Keywords: Glycans, Permethylation, MRM-LC-MS, LC-MSMS, Quantitation
Introduction
Glycosylation is currently recognized as one of the most common posttranslational modifications (PTMs) of proteins. This PTM plays an important role in biological processes, such as cell recognition, cell-cell interaction, immune-surveillance, and cell division and adhesion [1–6]. Glycosylation changes may reflect the aberrant biological activities which indicate pathological alterations. Thus, glycans and glycoproteins can be utilized as potential therapeutic and diagnosis assets.
Accordingly, qualitative and quantitative glycomic information has been deemed necessary to understand the biological roles of glycans in biological systems. Observed differences could subsequently permit a better understanding of the biological attributes of glycan structures. Mass spectrometry (MS) is currently utilized in glycan quantitation because of its high sensitivity [7–9]. MS based quantitation methods can be classified into two main categories: label free or isotopic labeling approaches [10,11].

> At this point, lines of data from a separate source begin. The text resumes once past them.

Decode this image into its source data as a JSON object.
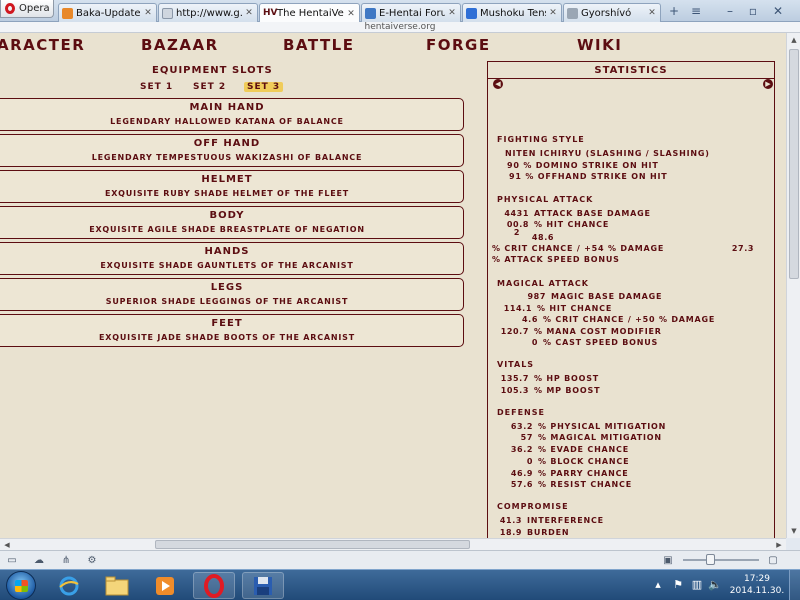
{
  "browser": {
    "menu_label": "Opera",
    "tabs": [
      {
        "title": "Baka-Updates ...",
        "favicon_color": "#e8882a",
        "active": false
      },
      {
        "title": "http://www.g...",
        "favicon_color": "#cfd6df",
        "active": false
      },
      {
        "title": "The HentaiVerse",
        "favicon_color": "#5c0d11",
        "active": true
      },
      {
        "title": "E-Hentai Foru...",
        "favicon_color": "#3f78c4",
        "active": false
      },
      {
        "title": "Mushoku Tens...",
        "favicon_color": "#2f6fd6",
        "active": false
      },
      {
        "title": "Gyorshívó",
        "favicon_color": "#9aa6b4",
        "active": false
      }
    ],
    "url": "hentaiverse.org"
  },
  "menu": [
    "aracter",
    "Bazaar",
    "Battle",
    "Forge",
    "Wiki"
  ],
  "equipment": {
    "title": "Equipment Slots",
    "sets": [
      "Set 1",
      "Set 2",
      "Set 3"
    ],
    "selected_set": "Set 3",
    "slots": [
      {
        "name": "Main Hand",
        "item": "Legendary Hallowed Katana of Balance"
      },
      {
        "name": "Off Hand",
        "item": "Legendary Tempestuous Wakizashi of Balance"
      },
      {
        "name": "Helmet",
        "item": "Exquisite Ruby Shade Helmet of the Fleet"
      },
      {
        "name": "Body",
        "item": "Exquisite Agile Shade Breastplate of Negation"
      },
      {
        "name": "Hands",
        "item": "Exquisite Shade Gauntlets of the Arcanist"
      },
      {
        "name": "Legs",
        "item": "Superior Shade Leggings of the Arcanist"
      },
      {
        "name": "Feet",
        "item": "Exquisite Jade Shade Boots of the Arcanist"
      }
    ]
  },
  "statistics": {
    "title": "Statistics",
    "fighting_style": {
      "title": "Fighting Style",
      "name": "Niten Ichiryu (Slashing / Slashing)",
      "lines": [
        "90 % Domino Strike on hit",
        "91 % Offhand Strike on hit"
      ]
    },
    "physical_attack": {
      "title": "Physical Attack",
      "base_damage": "4431",
      "base_damage_label": "Attack Base Damage",
      "hit_chance": "00.8",
      "hit_chance_label": "% Hit Chance",
      "stray_num_1": "2",
      "stray_num_2": "48.6",
      "crit_label": "% Crit Chance / +54 % Damage",
      "crit_value": "27.3",
      "speed_label": "% Attack Speed Bonus"
    },
    "magical_attack": {
      "title": "Magical Attack",
      "rows": [
        {
          "value": "987",
          "label": "Magic Base Damage"
        },
        {
          "value": "114.1",
          "label": "% Hit Chance"
        },
        {
          "value": "4.6",
          "label": "% Crit Chance / +50 % Damage"
        },
        {
          "value": "120.7",
          "label": "% Mana Cost Modifier"
        },
        {
          "value": "0",
          "label": "% Cast Speed Bonus"
        }
      ]
    },
    "vitals": {
      "title": "Vitals",
      "rows": [
        {
          "value": "135.7",
          "label": "% HP Boost"
        },
        {
          "value": "105.3",
          "label": "% MP Boost"
        }
      ]
    },
    "defense": {
      "title": "Defense",
      "rows": [
        {
          "value": "63.2",
          "label": "% Physical Mitigation"
        },
        {
          "value": "57",
          "label": "% Magical Mitigation"
        },
        {
          "value": "36.2",
          "label": "% Evade Chance"
        },
        {
          "value": "0",
          "label": "% Block Chance"
        },
        {
          "value": "46.9",
          "label": "% Parry Chance"
        },
        {
          "value": "57.6",
          "label": "% Resist Chance"
        }
      ]
    },
    "compromise": {
      "title": "Compromise",
      "rows": [
        {
          "value": "41.3",
          "label": "Interference"
        },
        {
          "value": "18.9",
          "label": "Burden"
        }
      ]
    }
  },
  "taskbar": {
    "time": "17:29",
    "date": "2014.11.30."
  }
}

The label-free approaches have been widely used in glycan quantitation studies. The N-glycans relative intensities of several runs were compared for quantitation purpose. Several derivatization methods including reductive amination [12–14], permethylation [15–24] and peracetylation [25,26] have been employed to address the weak ionization efficiency of native glycans in MS sources.
Isotopic labeling of glycans is attained through chemical derivatization such as reductive amination [27–33], permethylation [34–36], metabolic incorporation of stable isotope tags [37,38] and introduction of isotope labels via enzymatic reactions [39]. These methods are facilitating the monitoring of glycan variations between different samples in a single mass spectrometric analysis.

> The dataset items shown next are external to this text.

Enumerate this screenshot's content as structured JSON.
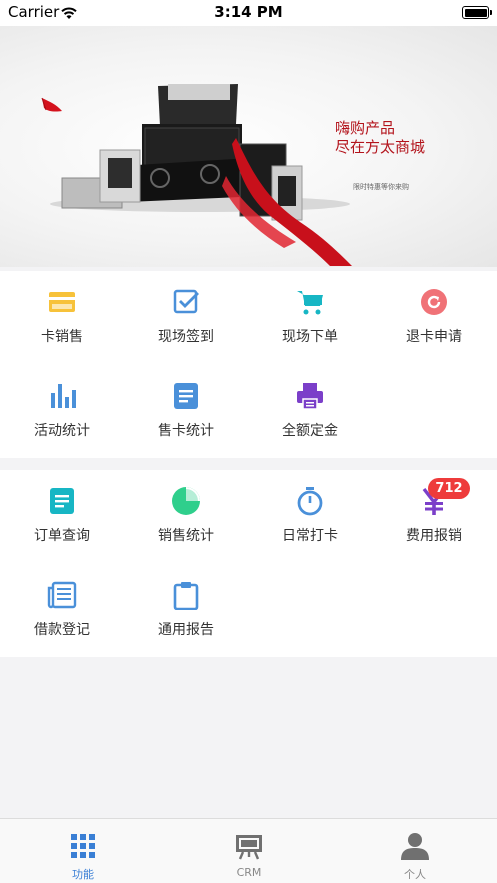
{
  "status_bar": {
    "carrier": "Carrier",
    "time": "3:14 PM"
  },
  "banner": {
    "headline": "嗨购产品\n尽在方太商城",
    "subtitle": "限时特惠等你来购"
  },
  "sections": [
    {
      "items": [
        {
          "label": "卡销售",
          "icon": "card-icon",
          "color": "#f7c23a"
        },
        {
          "label": "现场签到",
          "icon": "checkbox-icon",
          "color": "#4a90d9"
        },
        {
          "label": "现场下单",
          "icon": "cart-icon",
          "color": "#17b6c4"
        },
        {
          "label": "退卡申请",
          "icon": "refresh-circle-icon",
          "color": "#f07277"
        },
        {
          "label": "活动统计",
          "icon": "bar-chart-icon",
          "color": "#4a90d9"
        },
        {
          "label": "售卡统计",
          "icon": "document-icon",
          "color": "#4a90d9"
        },
        {
          "label": "全额定金",
          "icon": "printer-icon",
          "color": "#7b3fc9"
        }
      ]
    },
    {
      "items": [
        {
          "label": "订单查询",
          "icon": "document-icon",
          "color": "#17b6c4"
        },
        {
          "label": "销售统计",
          "icon": "pie-chart-icon",
          "color": "#2fcf8c"
        },
        {
          "label": "日常打卡",
          "icon": "stopwatch-icon",
          "color": "#4a90d9"
        },
        {
          "label": "费用报销",
          "icon": "yuan-icon",
          "color": "#7b3fc9",
          "badge": "712"
        },
        {
          "label": "借款登记",
          "icon": "newspaper-icon",
          "color": "#4a90d9"
        },
        {
          "label": "通用报告",
          "icon": "clipboard-icon",
          "color": "#4a90d9"
        }
      ]
    }
  ],
  "tab_bar": {
    "active_color": "#3a7fd5",
    "tabs": [
      {
        "label": "功能",
        "icon": "grid-icon",
        "active": true
      },
      {
        "label": "CRM",
        "icon": "easel-icon",
        "active": false
      },
      {
        "label": "个人",
        "icon": "person-icon",
        "active": false
      }
    ]
  }
}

The most reliable MS quantitation is selected reaction monitoring (SRM) and multiple reaction monitoring (MRM). These are MS modes with the first quadrupole (Q1) filters specific m/z values of the precursor ion, and the third quadrupole (Q3) filters the corresponding fragments of the precursor (ion transitions), while the second quadrupole (Q2) is a collision cell. Instead of quantifying ions using full MS scan, the quantitation of SRM and MRM is based on ion transitions, which can significantly enhance the signal-to-noise ratios for the detection of low abundant components. SRM is a targeted technique that selects a single transition for simultaneous identification and quantitation, which has been introduced for quantitation of proteins [40], glycopeptides [41] and glycans [42] in complex samples. In MRM mode, multiple transitions were selected thus allowing more precise analytical quantitation compared with SRM. MRM has been used for glycopeptide quantitation [43–47]. The first use of MRM for the analysis of glucose tetrasaccharide was reported in 2003 [48]. Recently another two MRM quantitation studies were published for the analysis of reduced native glycan [49] and 1-phenyl-3-methyl-5-pyrazolone (PMP) labeled glycan [50]. However, until now this method has not been exploited for permethylated N-glycan analysis.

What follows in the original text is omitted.